Some vendors’ high volumes let them offer lower rates, as they’ll make more overall, even with lower profit margins per item. Who offers the lowest prices may vary year to year and even order to order, too. Rate shopping for each shipment will help find and capitalize on these differences, minimizing operating costs.
Once again, automation can help in this area. Automated software tools can compare rates for different shipments and automatically print the cheapest label so workers don’t have to rate shop manually.
Embrace Flexibility
Many supply chains may have to adjust their operational philosophies as peak seasons approach. While lean, just-in-time strategies have dominated the industry, these often aren’t ideal amid spiking or uneven demand. Opting for a more flexible approach may reduce disruptions.
It can be challenging to anticipate demand shifts in peak seasons and third-party services, rates and capacity may change, too. Consequently, minimized inventories and single dependencies are likely to create obstacles.
Supply chain organizations may want to diversify their vendors, 3PLs and other third parties to give themselves more flexibility should unexpected disruptions arise. Similarly, companies can use temporary storage to expand in-house inventories for the season, helping avoid shortages. These changes don’t have to be permanent, but they can help adjust amid seasonal changes.
Optimize Reverse Logistics Processes
While outgoing shipments may be the focus of most operations, it’s essential to remember reverse logistics. U.S. consumers return 20.8% of online sales, so if companies don’t prepare to handle these returns, return volume spikes amid peak seasons could quickly become overwhelming.
One of the best strategies for peak season shipping returns is to separate the inflow from the outflow. Allocating extra space for reverse logistics — even if it’s just temporary — does incur more costs, but productivity savings and disruption prevention make up for them.
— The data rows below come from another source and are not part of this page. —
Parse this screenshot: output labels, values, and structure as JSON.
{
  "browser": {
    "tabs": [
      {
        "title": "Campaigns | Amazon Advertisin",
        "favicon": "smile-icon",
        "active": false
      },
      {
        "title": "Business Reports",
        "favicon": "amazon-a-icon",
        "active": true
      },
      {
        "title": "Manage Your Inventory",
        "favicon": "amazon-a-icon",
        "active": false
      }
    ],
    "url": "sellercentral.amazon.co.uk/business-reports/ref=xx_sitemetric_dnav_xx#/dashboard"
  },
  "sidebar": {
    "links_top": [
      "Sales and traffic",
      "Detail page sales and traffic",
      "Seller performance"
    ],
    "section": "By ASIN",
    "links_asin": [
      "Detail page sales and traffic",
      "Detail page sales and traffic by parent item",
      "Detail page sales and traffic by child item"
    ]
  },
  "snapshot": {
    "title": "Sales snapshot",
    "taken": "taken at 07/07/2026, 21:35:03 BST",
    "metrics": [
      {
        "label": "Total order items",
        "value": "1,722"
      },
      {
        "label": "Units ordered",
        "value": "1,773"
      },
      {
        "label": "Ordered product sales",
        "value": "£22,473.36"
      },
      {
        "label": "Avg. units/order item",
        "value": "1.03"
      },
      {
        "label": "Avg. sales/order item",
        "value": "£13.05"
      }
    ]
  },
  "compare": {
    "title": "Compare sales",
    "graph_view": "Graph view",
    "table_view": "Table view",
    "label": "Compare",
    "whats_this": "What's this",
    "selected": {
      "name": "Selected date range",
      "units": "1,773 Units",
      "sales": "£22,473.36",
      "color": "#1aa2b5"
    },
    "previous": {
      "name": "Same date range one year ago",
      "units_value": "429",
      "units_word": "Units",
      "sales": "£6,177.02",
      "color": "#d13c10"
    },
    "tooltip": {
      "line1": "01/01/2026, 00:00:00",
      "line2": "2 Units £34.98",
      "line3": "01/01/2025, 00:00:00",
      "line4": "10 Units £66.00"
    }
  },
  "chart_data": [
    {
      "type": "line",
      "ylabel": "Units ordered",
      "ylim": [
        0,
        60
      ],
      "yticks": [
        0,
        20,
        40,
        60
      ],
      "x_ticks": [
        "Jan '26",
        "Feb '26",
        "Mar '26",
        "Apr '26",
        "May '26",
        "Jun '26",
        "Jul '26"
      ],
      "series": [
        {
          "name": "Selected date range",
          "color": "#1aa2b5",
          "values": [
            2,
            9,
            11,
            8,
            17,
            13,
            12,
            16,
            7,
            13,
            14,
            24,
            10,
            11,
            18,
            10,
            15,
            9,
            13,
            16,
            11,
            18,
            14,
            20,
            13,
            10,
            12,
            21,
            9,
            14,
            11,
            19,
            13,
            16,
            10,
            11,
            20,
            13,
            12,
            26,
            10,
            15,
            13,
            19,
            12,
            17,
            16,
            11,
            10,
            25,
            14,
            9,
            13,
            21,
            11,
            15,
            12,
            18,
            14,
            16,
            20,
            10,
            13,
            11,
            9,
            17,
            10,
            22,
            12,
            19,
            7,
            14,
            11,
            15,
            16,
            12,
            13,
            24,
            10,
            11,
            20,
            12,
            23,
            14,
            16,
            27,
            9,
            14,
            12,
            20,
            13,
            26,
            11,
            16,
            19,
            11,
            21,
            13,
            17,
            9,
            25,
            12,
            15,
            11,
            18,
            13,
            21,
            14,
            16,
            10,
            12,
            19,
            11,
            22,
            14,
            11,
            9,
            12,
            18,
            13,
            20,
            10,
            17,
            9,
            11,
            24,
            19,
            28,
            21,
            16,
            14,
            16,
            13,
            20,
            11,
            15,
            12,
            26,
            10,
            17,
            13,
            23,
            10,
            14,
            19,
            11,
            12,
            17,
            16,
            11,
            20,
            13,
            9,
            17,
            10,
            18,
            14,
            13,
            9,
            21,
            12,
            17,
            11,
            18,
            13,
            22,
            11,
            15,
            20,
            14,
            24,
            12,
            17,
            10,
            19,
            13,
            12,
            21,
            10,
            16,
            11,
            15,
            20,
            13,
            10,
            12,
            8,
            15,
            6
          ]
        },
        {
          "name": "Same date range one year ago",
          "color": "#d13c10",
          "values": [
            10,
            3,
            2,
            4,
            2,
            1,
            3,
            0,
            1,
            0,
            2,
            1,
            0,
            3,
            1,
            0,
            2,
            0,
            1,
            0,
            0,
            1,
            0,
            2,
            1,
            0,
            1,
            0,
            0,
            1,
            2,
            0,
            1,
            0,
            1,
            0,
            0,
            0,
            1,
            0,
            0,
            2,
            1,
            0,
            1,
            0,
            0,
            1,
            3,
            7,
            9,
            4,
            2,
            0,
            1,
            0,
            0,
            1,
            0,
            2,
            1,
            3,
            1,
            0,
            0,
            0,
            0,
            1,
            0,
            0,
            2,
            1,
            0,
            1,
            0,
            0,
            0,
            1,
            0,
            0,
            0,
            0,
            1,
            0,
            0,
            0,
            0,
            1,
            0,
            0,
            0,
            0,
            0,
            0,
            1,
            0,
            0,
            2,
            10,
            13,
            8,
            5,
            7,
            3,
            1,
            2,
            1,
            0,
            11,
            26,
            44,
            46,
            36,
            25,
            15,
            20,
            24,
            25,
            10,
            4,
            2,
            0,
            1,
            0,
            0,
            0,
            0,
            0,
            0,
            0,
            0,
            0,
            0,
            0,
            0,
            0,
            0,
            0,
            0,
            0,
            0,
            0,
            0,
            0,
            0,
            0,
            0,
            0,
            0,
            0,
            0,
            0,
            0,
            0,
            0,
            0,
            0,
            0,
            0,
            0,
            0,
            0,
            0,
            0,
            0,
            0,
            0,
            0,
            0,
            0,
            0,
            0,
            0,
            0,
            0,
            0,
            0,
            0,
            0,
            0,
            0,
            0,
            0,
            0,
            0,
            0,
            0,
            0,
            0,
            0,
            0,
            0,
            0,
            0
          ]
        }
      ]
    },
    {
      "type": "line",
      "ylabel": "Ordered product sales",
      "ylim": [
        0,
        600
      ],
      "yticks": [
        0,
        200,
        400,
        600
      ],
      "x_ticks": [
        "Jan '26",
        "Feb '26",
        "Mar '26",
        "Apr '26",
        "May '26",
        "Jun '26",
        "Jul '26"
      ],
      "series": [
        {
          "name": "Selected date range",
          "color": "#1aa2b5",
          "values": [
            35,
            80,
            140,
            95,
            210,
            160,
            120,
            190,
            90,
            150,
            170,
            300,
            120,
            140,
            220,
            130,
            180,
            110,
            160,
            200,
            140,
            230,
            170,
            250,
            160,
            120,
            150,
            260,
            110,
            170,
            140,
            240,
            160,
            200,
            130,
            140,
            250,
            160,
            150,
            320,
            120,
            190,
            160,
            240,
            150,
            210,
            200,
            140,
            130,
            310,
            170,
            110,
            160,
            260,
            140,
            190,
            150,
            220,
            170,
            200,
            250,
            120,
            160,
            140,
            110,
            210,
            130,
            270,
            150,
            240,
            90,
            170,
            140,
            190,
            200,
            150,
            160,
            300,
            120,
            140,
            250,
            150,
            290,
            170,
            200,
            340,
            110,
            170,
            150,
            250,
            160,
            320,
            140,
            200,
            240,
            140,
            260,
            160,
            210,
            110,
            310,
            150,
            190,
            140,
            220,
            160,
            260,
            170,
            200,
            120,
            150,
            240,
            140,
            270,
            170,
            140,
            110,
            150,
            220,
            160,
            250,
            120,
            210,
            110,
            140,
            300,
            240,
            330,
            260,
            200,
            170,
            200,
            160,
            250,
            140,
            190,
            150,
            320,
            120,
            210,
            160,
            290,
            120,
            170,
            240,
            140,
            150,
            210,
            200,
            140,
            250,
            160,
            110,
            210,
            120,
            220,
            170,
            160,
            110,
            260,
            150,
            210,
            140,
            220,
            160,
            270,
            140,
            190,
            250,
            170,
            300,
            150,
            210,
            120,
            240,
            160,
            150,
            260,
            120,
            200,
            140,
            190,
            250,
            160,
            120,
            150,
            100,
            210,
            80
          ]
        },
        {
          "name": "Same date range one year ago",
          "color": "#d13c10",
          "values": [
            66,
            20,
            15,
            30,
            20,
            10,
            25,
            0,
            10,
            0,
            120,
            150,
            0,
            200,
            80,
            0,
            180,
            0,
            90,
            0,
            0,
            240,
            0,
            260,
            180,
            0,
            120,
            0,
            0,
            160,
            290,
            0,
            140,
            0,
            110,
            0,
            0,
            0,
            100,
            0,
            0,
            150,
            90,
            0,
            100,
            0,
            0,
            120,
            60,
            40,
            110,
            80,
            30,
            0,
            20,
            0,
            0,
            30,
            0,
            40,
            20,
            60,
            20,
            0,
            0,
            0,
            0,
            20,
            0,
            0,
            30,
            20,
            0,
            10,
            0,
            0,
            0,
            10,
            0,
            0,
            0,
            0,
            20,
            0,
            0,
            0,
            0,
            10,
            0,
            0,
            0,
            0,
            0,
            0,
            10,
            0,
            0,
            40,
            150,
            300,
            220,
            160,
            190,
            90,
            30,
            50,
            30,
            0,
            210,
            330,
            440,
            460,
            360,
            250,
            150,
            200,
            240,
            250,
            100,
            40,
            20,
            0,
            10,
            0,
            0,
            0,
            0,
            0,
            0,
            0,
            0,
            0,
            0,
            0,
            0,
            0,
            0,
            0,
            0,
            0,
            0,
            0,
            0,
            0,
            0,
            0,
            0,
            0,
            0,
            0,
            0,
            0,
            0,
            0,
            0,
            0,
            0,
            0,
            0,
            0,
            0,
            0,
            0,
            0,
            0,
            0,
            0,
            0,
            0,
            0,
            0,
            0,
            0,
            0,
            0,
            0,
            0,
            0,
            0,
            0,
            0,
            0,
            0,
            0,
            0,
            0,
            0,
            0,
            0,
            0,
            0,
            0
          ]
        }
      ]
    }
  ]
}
Without dedicated returns spaces and workflows, inbound and outbound logistics can easily get mixed up, leading to potentially costly errors and delays. By contrast, if supply chains prepare and allocate resources for a spike in returns, they can ensure the two sides don’t interfere with each other. This organization will make managing rising incoming and outgoing volumes far easier.
Manage Customer Expectations
Finally, companies should manage their customers’ expectations ahead of time. Some delays may be unavoidable, regardless of the other steps taken, but businesses can mitigate these by ensuring they’re not unexpected.
As peak seasons approach, tell customers the rising demand and industry rate shifts may increase their shipping times and costs. If they expect these disruptions ahead of time, they’ll be less disappointed when they happen. Consequently, delays or higher-than-average expenses are less likely to impact customer loyalty.
Transparency is always the best policy — especially in stressful times — as many peak seasons are for consumers. Managing expectations will help earn and retain customers’ trust, minimizing any fallout from potential disruptions.
Utilize These Strategies to Help Manage Peak Season Shipping
Peak season shipping volumes are always challenging and will likely become more so this year. While that may be an intimidating prospect, the peaks don’t have to cause widespread disruption if companies prepare accordingly.
These seven strategies will help supply chains of any sector and size manage uneven demand spikes. They can then minimize costs and maximize returns in these seasons, ensuring current and future success.